As he watched, he caught sight of a small red shape creeping stealthily through the underbrush near the hay-field. It was his heedless brother; and plainly he was stalking those chickens. Red Fox shifted uneasily, frightened at the audacity of the thing, but sympathetically interested all the same. Suddenly there was a rush and a pounce, and the small red shape landed in the midst of the flock. The next moment it darted back into the underbrush, with a flapping chicken swung over its shoulder; while the rest of the flock, squawking wildly with terror, fled headlong toward the farmyard.
At the sudden outcry, the dogs in the yard stopped playing and the men in the field looked up from their work.
“That’s one o’ them blame foxes, or I’ll be jiggered!” exclaimed one of the men, the farmer-woodsman named Jabe Smith, whose knowledge of wilderness lore had taught him the particular note of alarm which fowls give on the approach of a fox. “We’ll make him pay dear for that chicken, if he’s got one!” and the two hurried up toward the house, whistling for the dogs. The dogs came bounding toward them eagerly, well knowing what fun was afoot. The men got their guns from the kitchen and led the dogs across the hay-field to the spot where the chickens had been feeding. In five minutes the robber’s trail was picked up, and the dogs were in full cry upon it. Red Fox, watching from his knoll behind the house, cocked his ears as the musical but ominous chorus arose on the sultry air; but he knew it was not he the dogs were hunting, so he could listen more or less philosophically.
The reckless youngster who had stolen the chicken was terrified by the outcry which he had excited at his heels; but he was plucky and kept hold of his prize, and headed straight for the den, never stopping to think that this was one of the deadliest sins on the whole of the fox kins’ calendar.
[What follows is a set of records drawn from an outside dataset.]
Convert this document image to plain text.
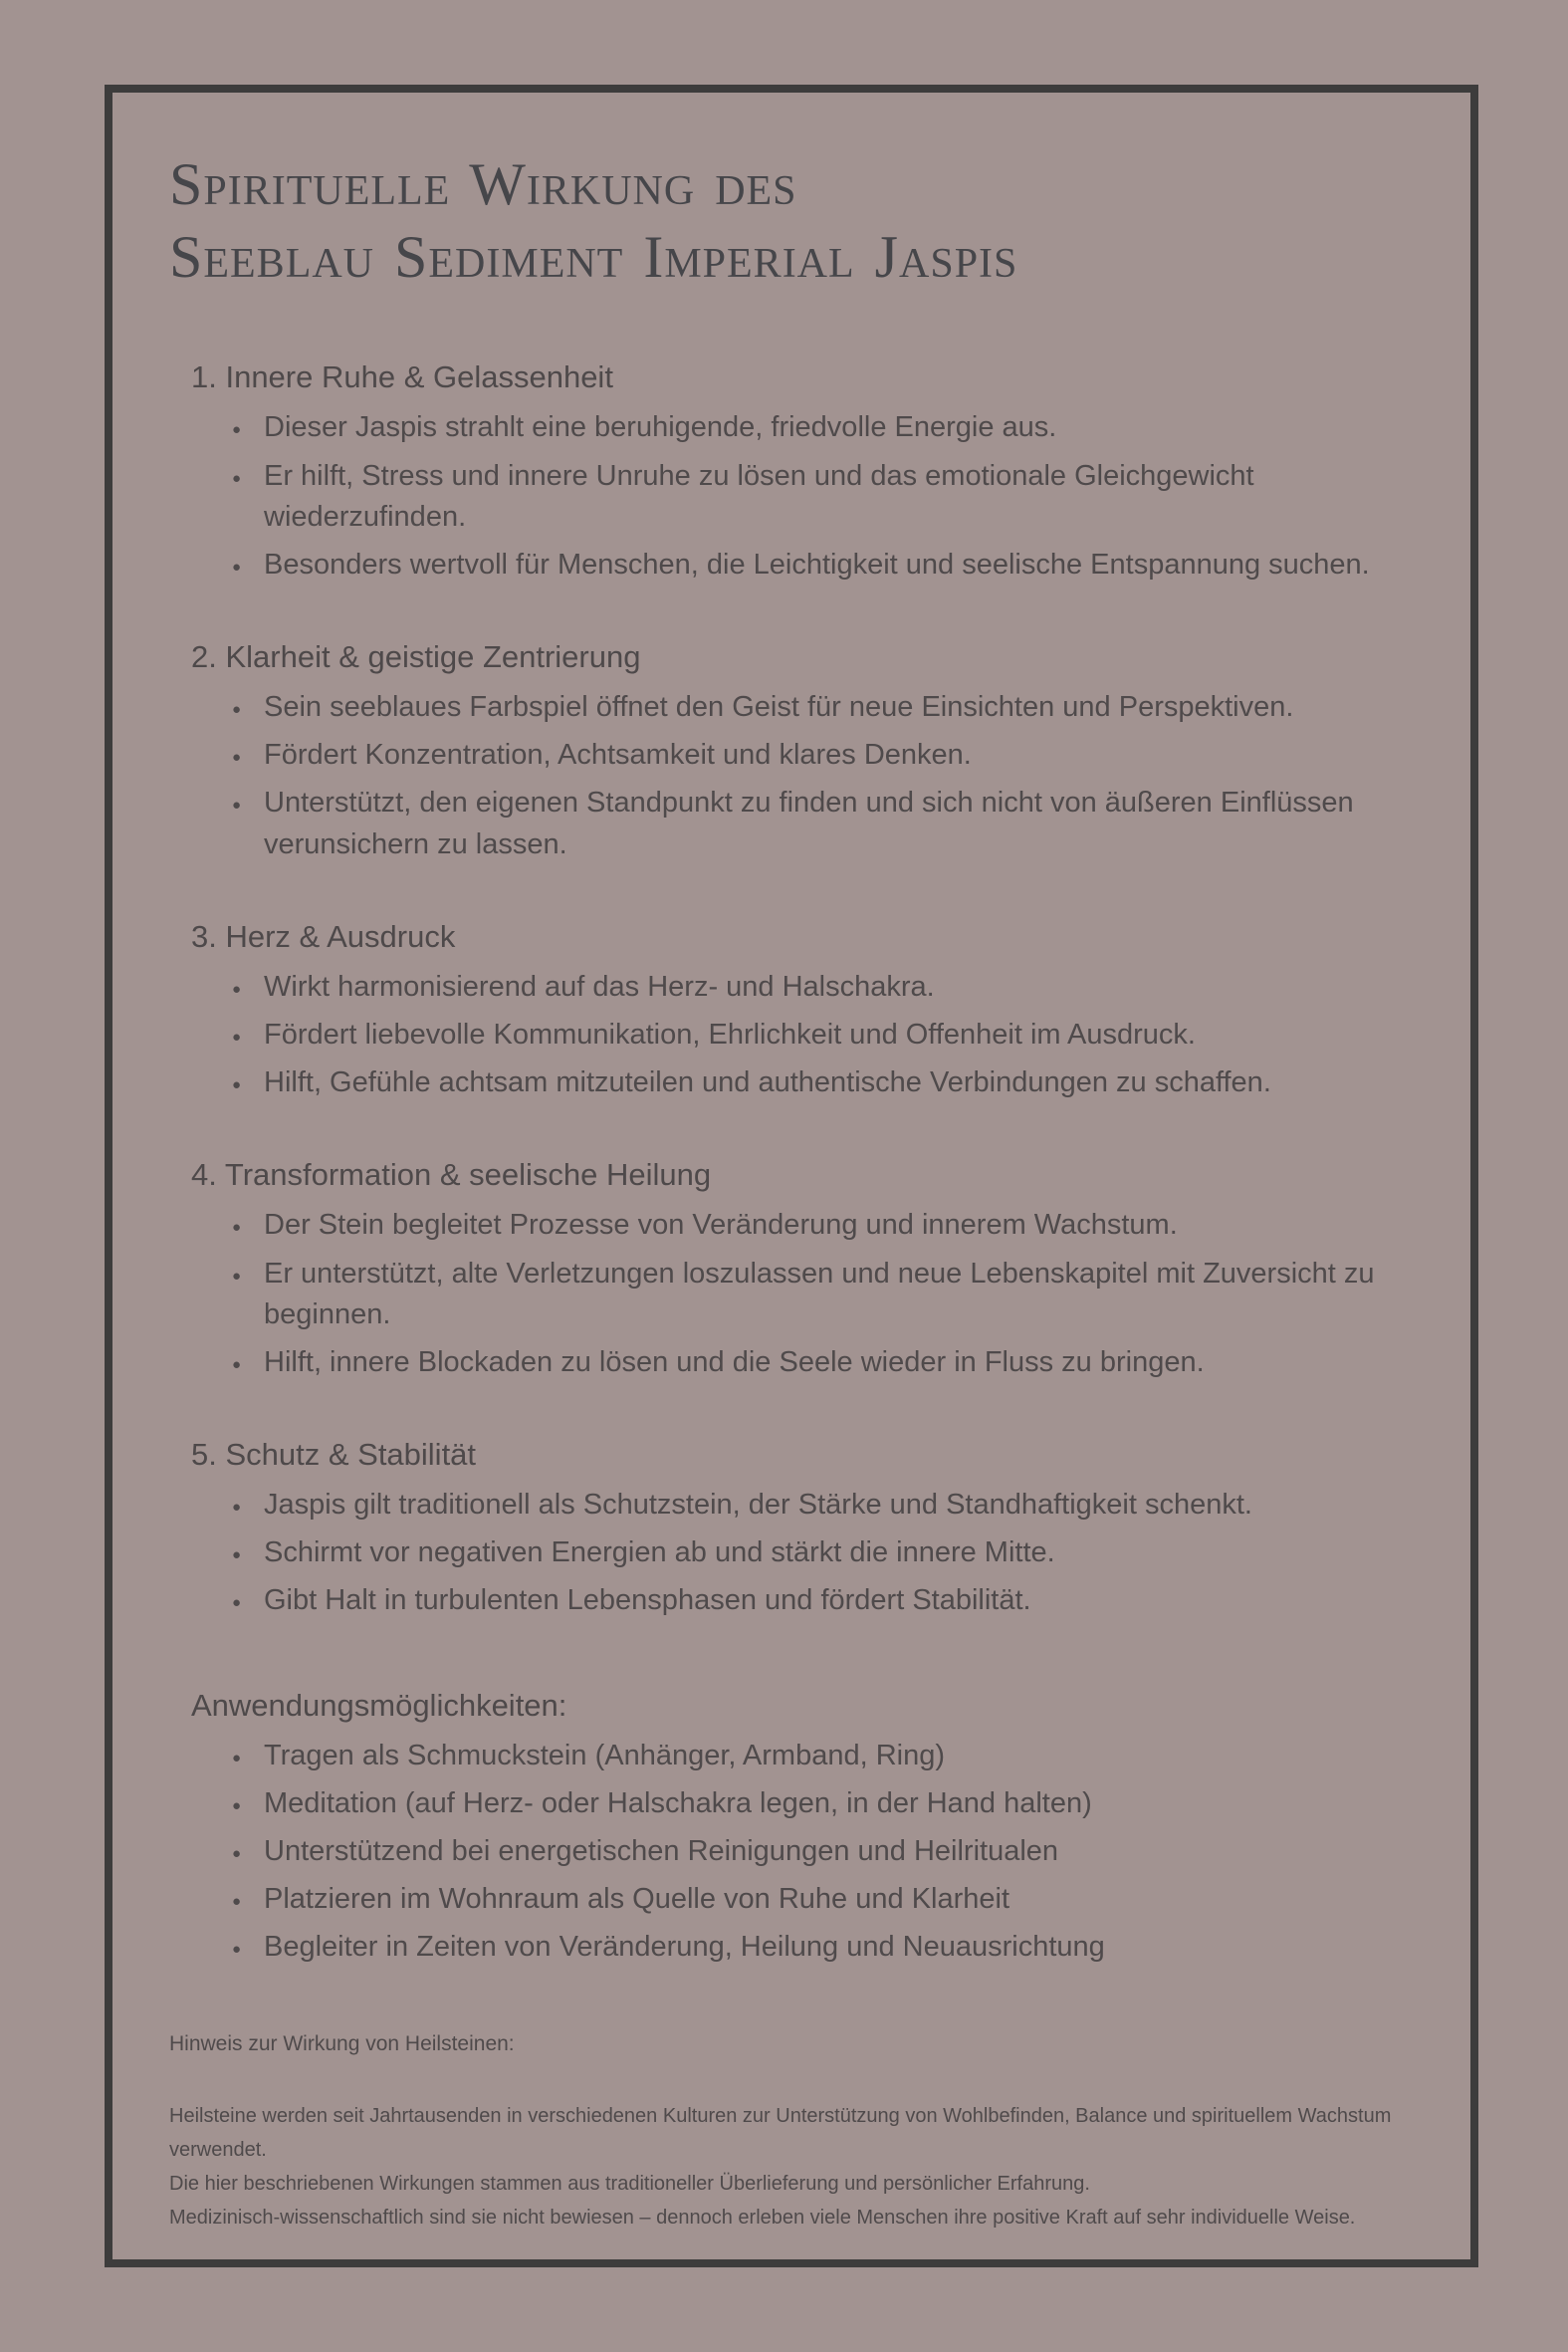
Spirituelle Wirkung des
Seeblau Sediment Imperial Jaspis
1. Innere Ruhe & Gelassenheit
● Dieser Jaspis strahlt eine beruhigende, friedvolle Energie aus.
● Er hilft, Stress und innere Unruhe zu lösen und das emotionale Gleichgewicht wiederzufinden.
● Besonders wertvoll für Menschen, die Leichtigkeit und seelische Entspannung suchen.
2. Klarheit & geistige Zentrierung
● Sein seeblaues Farbspiel öffnet den Geist für neue Einsichten und Perspektiven.
● Fördert Konzentration, Achtsamkeit und klares Denken.
● Unterstützt, den eigenen Standpunkt zu finden und sich nicht von äußeren Einflüssen verunsichern zu lassen.
3. Herz & Ausdruck
● Wirkt harmonisierend auf das Herz- und Halschakra.
● Fördert liebevolle Kommunikation, Ehrlichkeit und Offenheit im Ausdruck.
● Hilft, Gefühle achtsam mitzuteilen und authentische Verbindungen zu schaffen.
4. Transformation & seelische Heilung
● Der Stein begleitet Prozesse von Veränderung und innerem Wachstum.
● Er unterstützt, alte Verletzungen loszulassen und neue Lebenskapitel mit Zuversicht zu beginnen.
● Hilft, innere Blockaden zu lösen und die Seele wieder in Fluss zu bringen.
5. Schutz & Stabilität
● Jaspis gilt traditionell als Schutzstein, der Stärke und Standhaftigkeit schenkt.
● Schirmt vor negativen Energien ab und stärkt die innere Mitte.
● Gibt Halt in turbulenten Lebensphasen und fördert Stabilität.
Anwendungsmöglichkeiten:
● Tragen als Schmuckstein (Anhänger, Armband, Ring)
● Meditation (auf Herz- oder Halschakra legen, in der Hand halten)
● Unterstützend bei energetischen Reinigungen und Heilritualen
● Platzieren im Wohnraum als Quelle von Ruhe und Klarheit
● Begleiter in Zeiten von Veränderung, Heilung und Neuausrichtung
Hinweis zur Wirkung von Heilsteinen:
Heilsteine werden seit Jahrtausenden in verschiedenen Kulturen zur Unterstützung von Wohlbefinden, Balance und spirituellem Wachstum verwendet.
Die hier beschriebenen Wirkungen stammen aus traditioneller Überlieferung und persönlicher Erfahrung.
Medizinisch-wissenschaftlich sind sie nicht bewiesen – dennoch erleben viele Menschen ihre positive Kraft auf sehr individuelle Weise.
Running for speed only, and making no attempt at disguising his trail, he was nevertheless lucky enough to traverse a piece of stony ground where the trail refused to lie, and then to cross the brook at a point where it was wide and shallow. Here the pursuers found themselves completely at fault. For a time they circled hither and thither, their glad chorus hushed to an angry whimpering. Then they broke into cry again, and started off madly down along the brook instead of crossing it. They had a fresh fox trail; and how were they to know it was not the trail of the fox which had taken the chicken?